Responses of soil respiration and its temperature sensitivity to nitrogen addition: A meta-analysis in China

Annual atmospheric nitrogen (N) deposition in China increased approximately 8 kg N ha(-1) from the 1980s to the 2000s, which may have greatly affected soil respiration (R-s) and its temperature sensitivity (Q(10)). Although numerous individual studies have been conducted, the responses of R-s to simulated N deposition remain controversial. To reconcile the conflicting results of R-s and expand our knowledge about the response of Q(10) to N addition, a dataset with 333 independent observations in China was compiled, and a meta-analysis was performed. Our results showed that N addition increased R-s by 7.1% (P < 0.05) across all biomes. The positive response degree of R-s in croplands (27.0%, P < 0.05) was significantly greater than those in the grassland and forest biomes, which indicated that R-s in anthropogenic ecosystems might be more sensitive to N enrichment. In contrast to low and medium N levels (<= 20 g m(-2) yr(-1)), high N addition levels (> 20 g m(-2) yr(-1)) inhibited R-s due to a decrease in plant fine root biomass (RB). Compared with ammonium nitrate, urea is more likely to stimulate the release of soil C. Regression models showed that the R-s response ratio (RR) was positively correlated with pH and the RRs of microbial biomass carbon (MBC) and RB. Increases in both plant roots and microbial biomass induced by N addition directly promoted R-s, and N enrichment likely increases R-s in soil with a high pH. The temperature sensitivity parameter, Q(10), decreased by 3.7% (P < 0.05) across all biomes and showed an overall negative response for different biomes (except wetlands and deserts), N addition levels and N types.
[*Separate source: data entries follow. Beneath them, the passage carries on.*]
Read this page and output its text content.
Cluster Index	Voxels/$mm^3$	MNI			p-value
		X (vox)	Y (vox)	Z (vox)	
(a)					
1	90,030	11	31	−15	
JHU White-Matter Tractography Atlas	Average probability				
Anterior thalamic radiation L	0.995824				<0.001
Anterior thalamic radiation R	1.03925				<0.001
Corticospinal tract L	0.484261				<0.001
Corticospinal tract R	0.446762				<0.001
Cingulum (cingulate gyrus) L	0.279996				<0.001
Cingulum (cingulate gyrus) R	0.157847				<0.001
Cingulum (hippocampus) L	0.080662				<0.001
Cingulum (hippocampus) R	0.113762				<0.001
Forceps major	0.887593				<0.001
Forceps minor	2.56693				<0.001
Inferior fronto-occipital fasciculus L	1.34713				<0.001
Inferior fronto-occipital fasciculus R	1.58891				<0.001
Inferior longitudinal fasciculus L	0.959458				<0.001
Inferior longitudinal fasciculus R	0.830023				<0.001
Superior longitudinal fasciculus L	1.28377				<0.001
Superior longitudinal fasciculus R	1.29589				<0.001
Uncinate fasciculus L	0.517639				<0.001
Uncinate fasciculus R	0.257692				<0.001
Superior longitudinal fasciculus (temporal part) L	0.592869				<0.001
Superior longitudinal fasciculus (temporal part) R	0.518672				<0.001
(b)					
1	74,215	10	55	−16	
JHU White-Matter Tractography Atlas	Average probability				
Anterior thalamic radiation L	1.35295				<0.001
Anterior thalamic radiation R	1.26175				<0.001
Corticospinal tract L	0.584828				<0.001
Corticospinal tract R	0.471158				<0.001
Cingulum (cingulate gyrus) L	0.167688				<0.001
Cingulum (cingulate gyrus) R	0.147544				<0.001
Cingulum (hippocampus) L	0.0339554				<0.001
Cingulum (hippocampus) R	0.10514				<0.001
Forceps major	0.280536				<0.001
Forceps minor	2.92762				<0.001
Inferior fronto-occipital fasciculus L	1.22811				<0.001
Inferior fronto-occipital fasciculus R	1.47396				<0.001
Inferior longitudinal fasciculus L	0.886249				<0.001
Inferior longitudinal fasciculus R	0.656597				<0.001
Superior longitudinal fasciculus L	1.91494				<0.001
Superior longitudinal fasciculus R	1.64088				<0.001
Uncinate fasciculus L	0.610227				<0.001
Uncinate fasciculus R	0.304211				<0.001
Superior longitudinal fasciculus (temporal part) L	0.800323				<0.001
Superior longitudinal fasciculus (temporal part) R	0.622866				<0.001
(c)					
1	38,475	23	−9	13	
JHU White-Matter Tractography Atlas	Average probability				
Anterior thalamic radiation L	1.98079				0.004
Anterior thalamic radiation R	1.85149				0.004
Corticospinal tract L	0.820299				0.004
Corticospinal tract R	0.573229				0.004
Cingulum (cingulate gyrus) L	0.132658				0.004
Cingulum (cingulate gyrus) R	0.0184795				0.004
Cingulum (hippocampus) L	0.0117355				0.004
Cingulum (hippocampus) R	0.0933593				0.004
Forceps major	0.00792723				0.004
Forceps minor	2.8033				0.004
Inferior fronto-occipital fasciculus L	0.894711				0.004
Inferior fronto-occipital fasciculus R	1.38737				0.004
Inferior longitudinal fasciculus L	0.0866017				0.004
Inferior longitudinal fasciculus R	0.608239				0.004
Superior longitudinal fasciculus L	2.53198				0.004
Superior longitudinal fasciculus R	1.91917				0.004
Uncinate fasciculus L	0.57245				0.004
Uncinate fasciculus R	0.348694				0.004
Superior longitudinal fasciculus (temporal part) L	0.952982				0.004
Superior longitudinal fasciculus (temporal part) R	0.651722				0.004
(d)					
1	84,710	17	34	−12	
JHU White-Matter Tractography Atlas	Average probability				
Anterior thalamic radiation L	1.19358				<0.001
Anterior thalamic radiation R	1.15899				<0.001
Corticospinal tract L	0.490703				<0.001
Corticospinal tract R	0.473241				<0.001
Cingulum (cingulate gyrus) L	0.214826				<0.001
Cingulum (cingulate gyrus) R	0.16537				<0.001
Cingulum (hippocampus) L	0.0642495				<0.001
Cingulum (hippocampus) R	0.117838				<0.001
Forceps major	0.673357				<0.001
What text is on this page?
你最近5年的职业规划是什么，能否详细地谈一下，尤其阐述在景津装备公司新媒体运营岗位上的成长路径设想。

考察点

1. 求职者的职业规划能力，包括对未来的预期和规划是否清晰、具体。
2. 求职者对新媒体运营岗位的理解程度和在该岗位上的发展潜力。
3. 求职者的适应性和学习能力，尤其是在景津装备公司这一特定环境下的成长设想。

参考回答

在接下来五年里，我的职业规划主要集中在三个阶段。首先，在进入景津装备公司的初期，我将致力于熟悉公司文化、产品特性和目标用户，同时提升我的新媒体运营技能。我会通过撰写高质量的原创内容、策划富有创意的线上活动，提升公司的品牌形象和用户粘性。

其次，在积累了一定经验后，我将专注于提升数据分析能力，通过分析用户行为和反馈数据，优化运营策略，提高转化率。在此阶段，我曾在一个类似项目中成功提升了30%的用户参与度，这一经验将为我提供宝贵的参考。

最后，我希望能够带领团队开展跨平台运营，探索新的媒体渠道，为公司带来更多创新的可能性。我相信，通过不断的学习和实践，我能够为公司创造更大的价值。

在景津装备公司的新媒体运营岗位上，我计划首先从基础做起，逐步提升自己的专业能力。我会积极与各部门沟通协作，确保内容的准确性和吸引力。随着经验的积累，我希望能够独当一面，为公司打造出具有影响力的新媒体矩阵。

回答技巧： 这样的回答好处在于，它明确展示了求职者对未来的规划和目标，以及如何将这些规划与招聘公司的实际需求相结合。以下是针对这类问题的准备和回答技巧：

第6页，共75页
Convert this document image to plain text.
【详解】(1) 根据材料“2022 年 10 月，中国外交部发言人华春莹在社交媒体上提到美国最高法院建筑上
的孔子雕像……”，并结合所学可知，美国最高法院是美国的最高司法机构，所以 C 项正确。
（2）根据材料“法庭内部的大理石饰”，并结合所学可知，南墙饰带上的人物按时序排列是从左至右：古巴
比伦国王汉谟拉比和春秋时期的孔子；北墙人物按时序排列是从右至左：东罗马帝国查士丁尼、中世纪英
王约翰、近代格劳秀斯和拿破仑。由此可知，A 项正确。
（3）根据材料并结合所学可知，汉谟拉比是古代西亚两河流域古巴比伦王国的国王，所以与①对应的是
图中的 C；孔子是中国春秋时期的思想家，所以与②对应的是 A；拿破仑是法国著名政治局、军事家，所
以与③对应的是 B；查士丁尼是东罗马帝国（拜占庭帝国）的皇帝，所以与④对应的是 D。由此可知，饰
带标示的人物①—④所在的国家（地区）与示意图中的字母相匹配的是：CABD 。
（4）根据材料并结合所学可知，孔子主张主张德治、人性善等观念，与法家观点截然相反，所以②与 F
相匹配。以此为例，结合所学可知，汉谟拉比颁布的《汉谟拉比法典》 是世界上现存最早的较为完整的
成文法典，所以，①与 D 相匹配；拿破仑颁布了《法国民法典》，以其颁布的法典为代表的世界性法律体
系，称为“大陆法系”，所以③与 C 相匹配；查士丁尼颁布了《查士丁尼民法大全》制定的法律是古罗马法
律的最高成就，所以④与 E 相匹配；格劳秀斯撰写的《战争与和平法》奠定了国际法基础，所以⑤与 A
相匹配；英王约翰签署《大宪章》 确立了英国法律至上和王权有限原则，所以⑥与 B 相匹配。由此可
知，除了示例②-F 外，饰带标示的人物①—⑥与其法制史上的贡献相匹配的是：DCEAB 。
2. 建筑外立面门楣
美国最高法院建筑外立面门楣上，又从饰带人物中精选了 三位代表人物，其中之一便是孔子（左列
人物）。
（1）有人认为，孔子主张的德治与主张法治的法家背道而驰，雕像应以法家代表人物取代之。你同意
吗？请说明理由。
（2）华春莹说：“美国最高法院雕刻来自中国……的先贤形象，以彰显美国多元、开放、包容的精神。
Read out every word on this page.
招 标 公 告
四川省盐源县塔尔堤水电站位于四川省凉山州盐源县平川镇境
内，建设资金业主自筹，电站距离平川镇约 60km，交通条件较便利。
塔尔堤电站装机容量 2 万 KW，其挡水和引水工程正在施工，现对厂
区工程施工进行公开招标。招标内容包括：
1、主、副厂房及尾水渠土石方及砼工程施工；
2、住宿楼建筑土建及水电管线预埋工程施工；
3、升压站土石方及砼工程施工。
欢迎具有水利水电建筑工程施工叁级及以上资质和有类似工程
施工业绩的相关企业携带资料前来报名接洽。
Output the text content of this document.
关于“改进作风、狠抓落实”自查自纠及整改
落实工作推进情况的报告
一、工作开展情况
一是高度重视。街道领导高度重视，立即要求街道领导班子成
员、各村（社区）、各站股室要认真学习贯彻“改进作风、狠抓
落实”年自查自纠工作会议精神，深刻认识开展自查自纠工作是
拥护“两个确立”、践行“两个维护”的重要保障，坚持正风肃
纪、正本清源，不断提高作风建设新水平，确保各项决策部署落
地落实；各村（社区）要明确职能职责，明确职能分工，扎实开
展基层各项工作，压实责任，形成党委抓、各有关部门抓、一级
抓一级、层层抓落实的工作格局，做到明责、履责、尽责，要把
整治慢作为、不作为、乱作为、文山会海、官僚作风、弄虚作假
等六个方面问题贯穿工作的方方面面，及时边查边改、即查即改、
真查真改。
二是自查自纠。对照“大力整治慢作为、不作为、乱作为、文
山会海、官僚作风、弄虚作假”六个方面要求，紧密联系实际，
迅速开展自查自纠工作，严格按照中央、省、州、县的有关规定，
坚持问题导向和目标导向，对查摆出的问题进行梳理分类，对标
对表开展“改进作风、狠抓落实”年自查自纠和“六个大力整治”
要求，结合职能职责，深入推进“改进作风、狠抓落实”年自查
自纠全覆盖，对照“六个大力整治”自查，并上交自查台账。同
The Q(10) response ratio was positively correlated with the RR of pH. Soil acidification induced by proton release during N fertilizer transformation might accelerate the decomposition of recalcitrant organic matter and further decrease the Q(10) value. Our study provides valuable information to Chinese environmental policy- and decision-makers in their attempts to evaluate the effects of N deposition on terrestrial ecosystem C cycle.